In deconstructing the culture and lifestyle habits of the Smurfs ("les schtroumpfs"), French sociologist Antoine Buéno depicts the little blue creatures as racist, sexist, anti-Semitic "archetype[s] of totalitarian society imbued with Stalinism and Nazism." Now friends and fans of the Smurfs are so mad at him.
It all seems like an unfortunate misunderstanding! A lecturer at the Sciences Po political sciences school in Paris, Buéno says he "loves" the Smurfs. He only wanted to shed light on how weird society was back in the 1950s, when the Smurfs were born. In Le Petit Livre Bleu ("The Little Blue Book"), he identifies the following issues:
- Anti-Semitism: This is embodied by the evil jerk-wizard Gargamel, described by Buéno as an "ugly, dirty, with a hooked nose (who) is fascinated by gold."

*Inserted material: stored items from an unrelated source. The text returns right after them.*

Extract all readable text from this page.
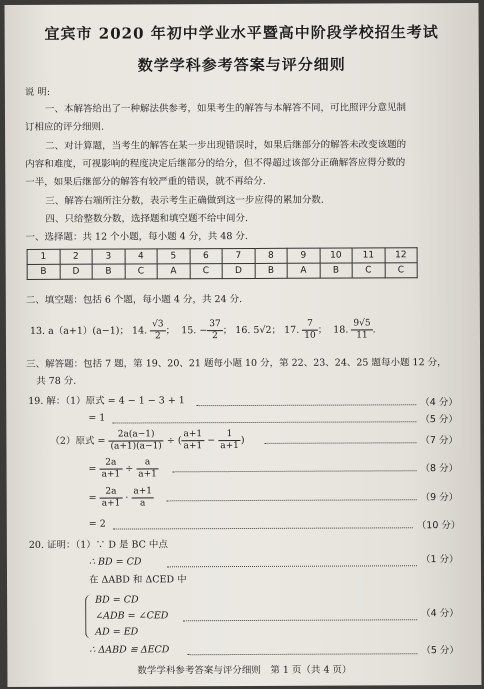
宜宾市 2020 年初中学业水平暨高中阶段学校招生考试
数学学科参考答案与评分细则
说 明:
一、本解答给出了一种解法供参考，如果考生的解答与本解答不同，可比照评分意见制
订相应的评分细则.
二、对计算题，当考生的解答在某一步出现错误时，如果后继部分的解答未改变该题的
内容和难度，可视影响的程度决定后继部分的给分，但不得超过该部分正确解答应得分数的
一半，如果后继部分的解答有较严重的错误，就不再给分.
三、解答右端所注分数，表示考生正确做到这一步应得的累加分数.
四、只给整数分数，选择题和填空题不给中间分.
一、选择题：共 12 个小题，每小题 4 分，共 48 分.
1	2	3	4	5	6	7	8	9	10	11	12
B	D	B	C	A	C	D	B	A	B	C	C
二、填空题：包括 6 个题，每小题 4 分，共 24 分.
13. a（a+1）(a−1)； 14. $\frac{√3}{2}$ ； 15. − $\frac{37}{2}$ ； 16. 5√2； 17. $\frac{7}{10}$ ； 18. $\frac{9√5}{11}$ .
三、解答题：包括 7 题，第 19、20、21 题每小题 10 分，第 22、23、24、25 题每小题 12 分，
共 78 分.
19. 解：（1）原式 = 4 − 1 − 3 + 1	（4 分）
= 1	（5 分）
（2）原式 = $\frac{2a(a-1)}{(a+1)(a-1)}$ ÷ ( $\frac{a+1}{a+1} - \frac{1}{a+1}$ )	（7 分）
= $\frac{2a}{a+1} \div \frac{a}{a+1}$	（8 分）
= $\frac{2a}{a+1} \cdot \frac{a+1}{a}$	（9 分）
= 2	（10 分）
20. 证明：（1）∵ D 是 BC 中点
∴ BD = CD	（1 分）
在 ΔABD 和 ΔCED 中
BD = CD
∠ADB = ∠CED
AD = ED
（4 分）
∴ ΔABD ≌ ΔECD	（5 分）
数学学科参考答案与评分细则　第 1 页（共 4 页）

- Socialism: The Smurfs didn't own any property, supported ObamaCare, and did a lot of things together.
- Stalinism: Symbolized by Papa Smurf, a control freak who wore red pants and a red hat that were possibly made out of Soviet flags. Our theory is that elderly Papa S. wore red in order to speed up his reaction time, but unlike Buéno we have no evidence to support our claims.
- Sexism: Only one gal Smurf, Smurfette, whose blonde hair also represents...
- Nazism: They didn't get along with Gargamel or his maybe-Jewish cat, Azrael.
- Racism: Supposedly Peyo, the Smurfs's Belgian creator, initially came up with The Black Smurfs, in which the sting of a black fly changes a Smurf's skin color to "jet black." Somehow the whole Smurf village eventually turns black as well. After this happens, Buéno says, the Smurfs "are reduced to the state of primitives who jump around and cry: 'Gnap! Gnap!' [Gnash! Gnash!] They lose all trace of intelligence and become completely moronic."
Supposedly Buéno now says he's afraid for his safety, because Smurf fans have called his book a "disgrace," and also said other mean things on the internet. Eh, they'll get over it.